I am running below code to evaluate a function at each value of r.

For each element of r, the function calculates the sum of elements of a matrix product. Before doing this, values of M are adjusted based on a kernel function.

# (1) set-up with toy data 
r <- seq(0, 10, 1)
bw <- 25 
M <- matrix(data = c(0, 1, 2,
                     1, 0, 1,
                     2, 1, 0), nrow = 3, ncol = 3)
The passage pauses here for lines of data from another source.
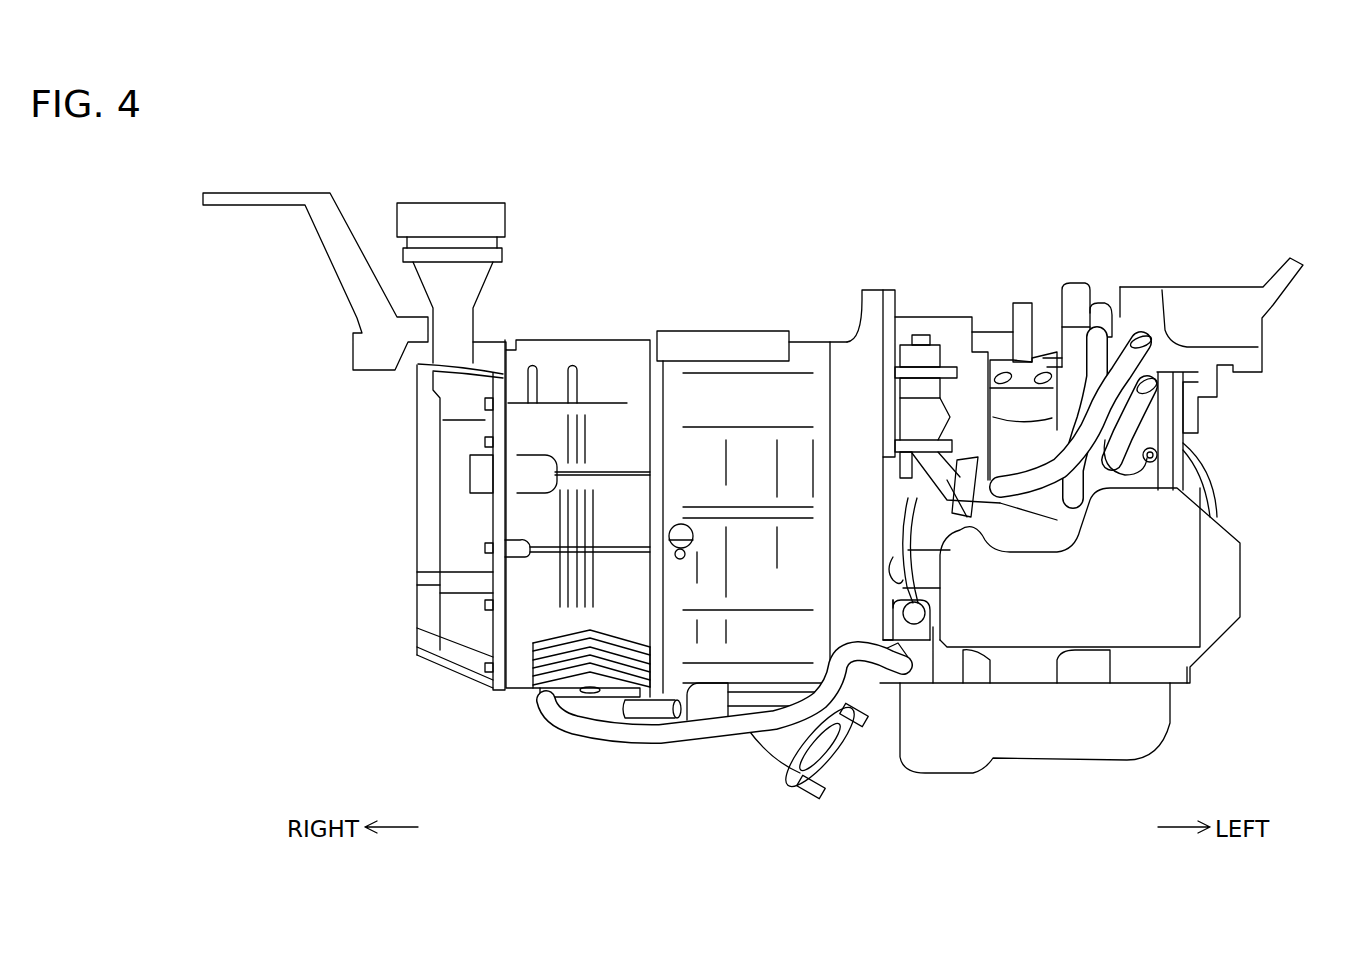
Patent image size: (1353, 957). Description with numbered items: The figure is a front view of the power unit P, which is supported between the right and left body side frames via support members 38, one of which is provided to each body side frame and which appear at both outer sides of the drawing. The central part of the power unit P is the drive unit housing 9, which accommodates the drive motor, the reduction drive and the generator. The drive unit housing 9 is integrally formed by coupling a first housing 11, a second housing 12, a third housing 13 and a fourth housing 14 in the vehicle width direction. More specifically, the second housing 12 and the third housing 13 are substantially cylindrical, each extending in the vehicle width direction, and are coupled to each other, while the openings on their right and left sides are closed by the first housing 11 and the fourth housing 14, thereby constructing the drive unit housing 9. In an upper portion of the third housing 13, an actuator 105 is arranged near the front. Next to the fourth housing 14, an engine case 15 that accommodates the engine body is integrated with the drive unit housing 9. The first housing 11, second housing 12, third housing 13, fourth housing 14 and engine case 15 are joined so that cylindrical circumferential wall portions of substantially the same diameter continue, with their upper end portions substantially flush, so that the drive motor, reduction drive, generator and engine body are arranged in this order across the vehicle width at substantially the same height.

The drive unit housing 9 is at (513, 700).
The first housing 11 is at (417, 505).
The second housing 12 is at (588, 340).
The third housing 13 is at (808, 340).
The fourth housing 14 is at (874, 340).
The engine case 15 is at (995, 333).
The support member 38 is at (332, 255).
The actuator 105 is at (690, 340).
The power unit P is at (1125, 218).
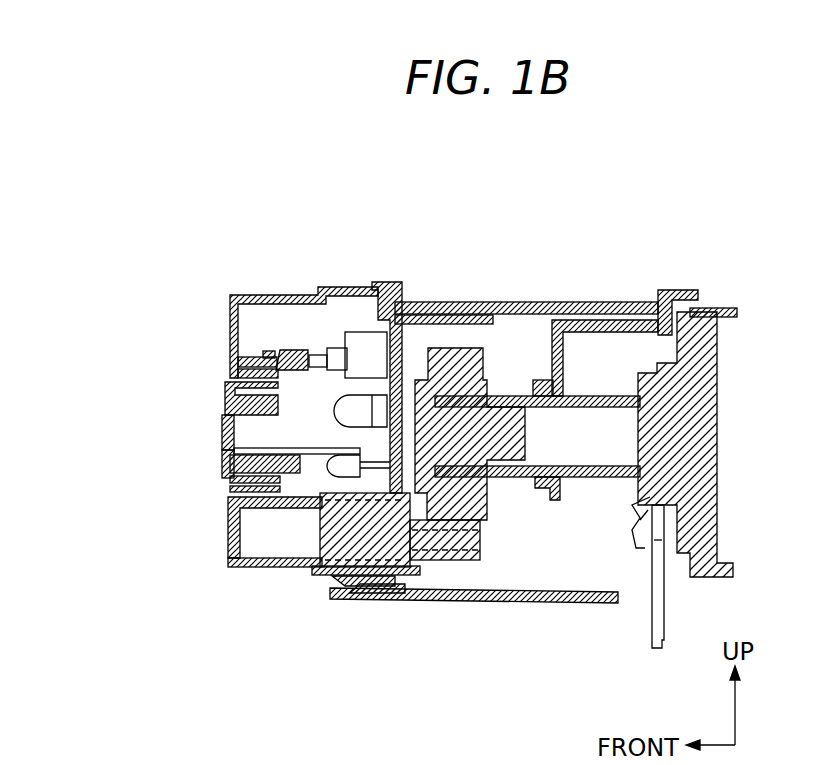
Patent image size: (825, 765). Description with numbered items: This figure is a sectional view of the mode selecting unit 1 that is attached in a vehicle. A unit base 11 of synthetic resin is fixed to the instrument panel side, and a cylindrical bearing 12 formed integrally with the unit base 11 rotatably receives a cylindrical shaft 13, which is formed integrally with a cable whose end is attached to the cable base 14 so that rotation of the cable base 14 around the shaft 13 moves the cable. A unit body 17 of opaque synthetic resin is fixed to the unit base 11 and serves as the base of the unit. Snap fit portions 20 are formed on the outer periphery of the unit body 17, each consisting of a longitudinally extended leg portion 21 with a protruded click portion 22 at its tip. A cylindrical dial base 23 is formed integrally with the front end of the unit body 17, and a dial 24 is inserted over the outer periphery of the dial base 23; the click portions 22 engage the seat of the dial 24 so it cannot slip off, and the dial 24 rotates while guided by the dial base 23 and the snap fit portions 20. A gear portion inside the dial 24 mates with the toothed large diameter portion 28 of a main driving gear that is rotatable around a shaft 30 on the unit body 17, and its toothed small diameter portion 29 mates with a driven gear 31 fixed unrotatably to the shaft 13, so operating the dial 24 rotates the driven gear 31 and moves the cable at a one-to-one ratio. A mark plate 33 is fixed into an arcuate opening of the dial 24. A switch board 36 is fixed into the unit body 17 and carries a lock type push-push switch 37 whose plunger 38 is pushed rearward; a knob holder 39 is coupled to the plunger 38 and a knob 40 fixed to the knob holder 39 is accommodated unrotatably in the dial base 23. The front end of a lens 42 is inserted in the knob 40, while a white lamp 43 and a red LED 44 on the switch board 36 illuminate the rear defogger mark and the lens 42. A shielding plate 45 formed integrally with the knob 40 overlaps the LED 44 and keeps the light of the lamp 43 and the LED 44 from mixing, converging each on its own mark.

The mode selecting unit 1 is at (540, 604).
The unit base 11 is at (630, 302).
The bearing 12 is at (538, 500).
The shaft 13 is at (605, 478).
The cable base 14 is at (717, 393).
The unit body 17 is at (557, 302).
The snap fit portions 20 is at (379, 643).
The leg portion 21 is at (383, 594).
The click portion 22 is at (353, 588).
The dial base 23 is at (262, 567).
The dial 24 is at (235, 568).
The large diameter portion 28 is at (328, 575).
The small diameter portion 29 is at (445, 560).
The shaft 30 is at (290, 567).
The driven gear 31 is at (467, 348).
The mark plate 33 is at (232, 335).
The switch board 36 is at (424, 282).
The switch 37 is at (357, 332).
The plunger 38 is at (322, 357).
The knob holder 39 is at (283, 350).
The knob 40 is at (225, 402).
The lens 42 is at (225, 462).
The lamp 43 is at (333, 410).
The LED 44 is at (322, 450).
The shielding plate 45 is at (227, 420).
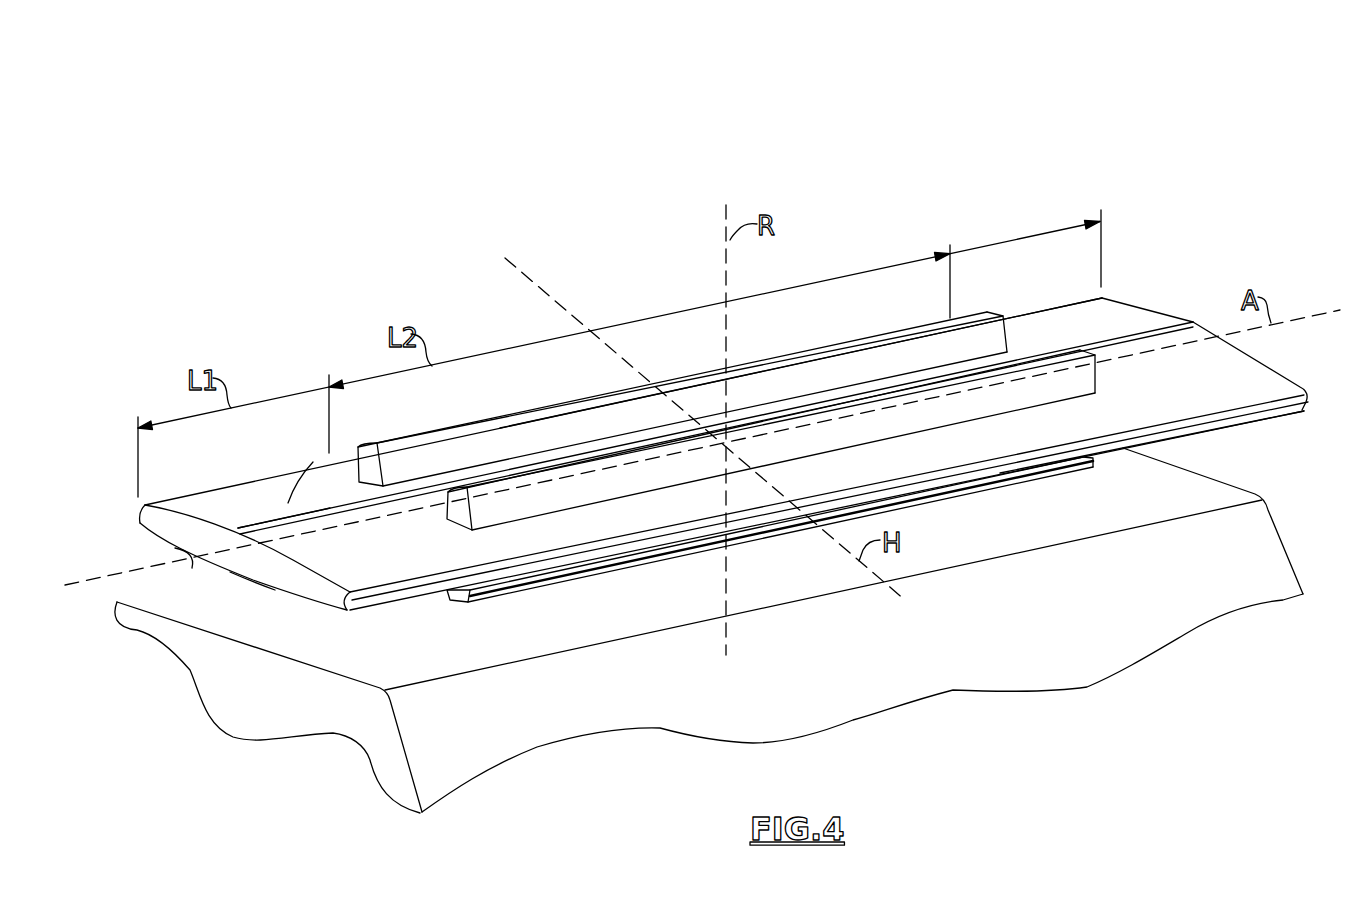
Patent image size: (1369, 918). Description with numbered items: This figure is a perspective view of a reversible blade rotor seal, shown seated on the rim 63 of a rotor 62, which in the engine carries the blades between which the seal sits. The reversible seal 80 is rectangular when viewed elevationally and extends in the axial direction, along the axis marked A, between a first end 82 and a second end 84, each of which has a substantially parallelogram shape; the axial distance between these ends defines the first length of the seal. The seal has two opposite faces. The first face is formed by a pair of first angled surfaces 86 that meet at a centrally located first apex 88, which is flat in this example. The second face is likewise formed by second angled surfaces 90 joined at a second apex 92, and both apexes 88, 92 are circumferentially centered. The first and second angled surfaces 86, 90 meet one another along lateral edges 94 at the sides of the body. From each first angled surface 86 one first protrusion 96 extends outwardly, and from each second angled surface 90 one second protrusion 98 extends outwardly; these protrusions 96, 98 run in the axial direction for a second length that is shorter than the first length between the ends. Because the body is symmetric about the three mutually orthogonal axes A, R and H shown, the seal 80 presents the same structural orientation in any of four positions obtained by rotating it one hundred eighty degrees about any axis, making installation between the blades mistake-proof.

X <- matrix(rep(1, 9), 3, 3)
#

# (2) computation 
res <- c()

# loop, calculationg sum, Epanechnikov kernel 
for(i in seq_along(r)) {
  
  res[i] <- sum(
    
    # Epanechnikov kernel
    ifelse(-bw < (M - r[i]) & (M - r[i]) < bw,
           3 * (1 - ((M - r[i])^2 / bw^2)) / (4*bw),
           0) * X,
    na.rm = TRUE
  )
  
}

# result 
res  

I am looking for recommendations to speed this up using base R. Thank you!

CodePudding user response：

Using outer:

Mr <- outer(c(M), r, "-")
colSums(3*(1 - Mr^2/bw^2)/4/bw*(abs(Mr) < bw)*c(X))
#>  [1] 0.269424 0.269760 0.269232 0.267840 0.265584 0.262464 0.258480 0.253632 0.247920 0.241344 0.233904

I'll also note that the original for loop solution can be sped up by pre-allocating res (e.g., res <- numeric(length(r))) prior to the for loop.